Problem of the Week: Chase!
Editor’s Note: The Department of Mathematics at Gettysburg College hosts a problem of the week challenge to determine each semester’s Paul Mugabi problem-solving award recipient(s). Each week’s entries are scored by a panel of faculty judges, and winner(s) from each week will receive a Problem Of the Week (P.O.W.) button. The Gettysburgian is not involved in or responsible for accepting or evaluating students’ submissions to this contest.
The contest is open to all Gettysburg College students. Up to three people may work together on a submission. Make sure your name is on your submission and that any sources are properly cited!
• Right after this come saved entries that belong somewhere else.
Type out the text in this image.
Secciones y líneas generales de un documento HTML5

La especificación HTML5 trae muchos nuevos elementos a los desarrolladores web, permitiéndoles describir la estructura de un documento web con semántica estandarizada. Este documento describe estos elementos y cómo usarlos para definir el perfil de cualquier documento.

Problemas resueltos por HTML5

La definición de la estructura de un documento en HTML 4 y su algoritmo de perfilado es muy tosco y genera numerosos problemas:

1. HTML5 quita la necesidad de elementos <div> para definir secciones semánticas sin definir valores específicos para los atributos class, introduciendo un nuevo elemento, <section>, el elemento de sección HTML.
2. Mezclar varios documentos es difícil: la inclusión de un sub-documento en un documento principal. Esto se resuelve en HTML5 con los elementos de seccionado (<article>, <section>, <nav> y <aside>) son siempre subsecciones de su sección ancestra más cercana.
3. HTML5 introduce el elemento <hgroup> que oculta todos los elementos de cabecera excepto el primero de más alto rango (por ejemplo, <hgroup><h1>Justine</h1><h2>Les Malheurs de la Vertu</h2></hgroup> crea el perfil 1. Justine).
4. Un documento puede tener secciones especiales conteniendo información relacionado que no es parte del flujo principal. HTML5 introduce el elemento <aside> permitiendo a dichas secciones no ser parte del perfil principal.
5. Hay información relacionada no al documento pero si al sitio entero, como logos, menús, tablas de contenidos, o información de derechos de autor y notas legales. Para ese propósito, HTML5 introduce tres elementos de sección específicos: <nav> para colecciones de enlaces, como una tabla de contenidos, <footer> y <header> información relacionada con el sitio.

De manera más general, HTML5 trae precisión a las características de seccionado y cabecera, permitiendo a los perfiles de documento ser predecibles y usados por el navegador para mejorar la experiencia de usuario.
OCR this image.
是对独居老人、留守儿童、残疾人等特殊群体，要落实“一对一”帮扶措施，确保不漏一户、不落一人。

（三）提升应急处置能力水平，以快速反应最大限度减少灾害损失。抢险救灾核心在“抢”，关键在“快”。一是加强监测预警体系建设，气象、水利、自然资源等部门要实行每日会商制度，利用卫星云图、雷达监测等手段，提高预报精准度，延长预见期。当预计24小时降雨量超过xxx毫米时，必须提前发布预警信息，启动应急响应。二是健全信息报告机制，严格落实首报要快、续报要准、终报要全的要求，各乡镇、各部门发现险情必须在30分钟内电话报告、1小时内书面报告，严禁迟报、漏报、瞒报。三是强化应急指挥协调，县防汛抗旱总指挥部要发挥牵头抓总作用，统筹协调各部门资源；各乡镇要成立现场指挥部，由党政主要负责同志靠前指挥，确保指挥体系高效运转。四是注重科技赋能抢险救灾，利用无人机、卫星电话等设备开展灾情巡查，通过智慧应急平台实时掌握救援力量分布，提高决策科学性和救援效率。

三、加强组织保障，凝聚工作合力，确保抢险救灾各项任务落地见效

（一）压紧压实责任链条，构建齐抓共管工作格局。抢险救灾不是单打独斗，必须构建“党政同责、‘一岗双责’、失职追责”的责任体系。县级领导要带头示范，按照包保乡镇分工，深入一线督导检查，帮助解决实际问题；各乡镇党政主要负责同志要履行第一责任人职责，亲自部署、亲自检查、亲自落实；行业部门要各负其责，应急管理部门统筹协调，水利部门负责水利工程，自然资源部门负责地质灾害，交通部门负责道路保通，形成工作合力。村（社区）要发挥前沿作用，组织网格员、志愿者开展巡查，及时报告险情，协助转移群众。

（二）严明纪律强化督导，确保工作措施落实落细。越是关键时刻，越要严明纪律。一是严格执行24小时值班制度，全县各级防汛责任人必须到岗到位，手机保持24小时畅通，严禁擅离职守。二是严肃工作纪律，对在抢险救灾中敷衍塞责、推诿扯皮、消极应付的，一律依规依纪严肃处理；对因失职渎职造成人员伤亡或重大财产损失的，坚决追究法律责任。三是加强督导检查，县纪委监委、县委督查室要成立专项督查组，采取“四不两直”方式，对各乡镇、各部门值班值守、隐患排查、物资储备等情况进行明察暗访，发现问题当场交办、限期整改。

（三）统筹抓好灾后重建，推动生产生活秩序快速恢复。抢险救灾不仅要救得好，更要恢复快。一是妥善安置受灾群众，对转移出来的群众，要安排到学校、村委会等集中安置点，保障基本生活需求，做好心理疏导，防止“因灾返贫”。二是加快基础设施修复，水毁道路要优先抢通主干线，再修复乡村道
Send solutions to email@example.com or put solutions in the marked envelope in the hallway outside Glatfelter 215. This problem was posted on Friday, January 25 and solutions are due on Friday, February 1 by 5:00 p.m.
A rabbit is going to come out of its hole (located at point (0,0) in the plane) at time t = 0 and run in a straight line, at speed 1, to another hole located at point (1, 0) in the plane.
At time t = 0, a dog is standing at point (p, 1) in the plane, where 0 ≤ p ≤ 1. While the rabbit runs, the dog chases it. The dog runs at constant speed r > 0 and always runs directly toward the rabbit.
QUESTION: Say as much as you can about what values of p and r allow the dog to catch the rabbit. Solutions that include computer-aided investigations are encouraged!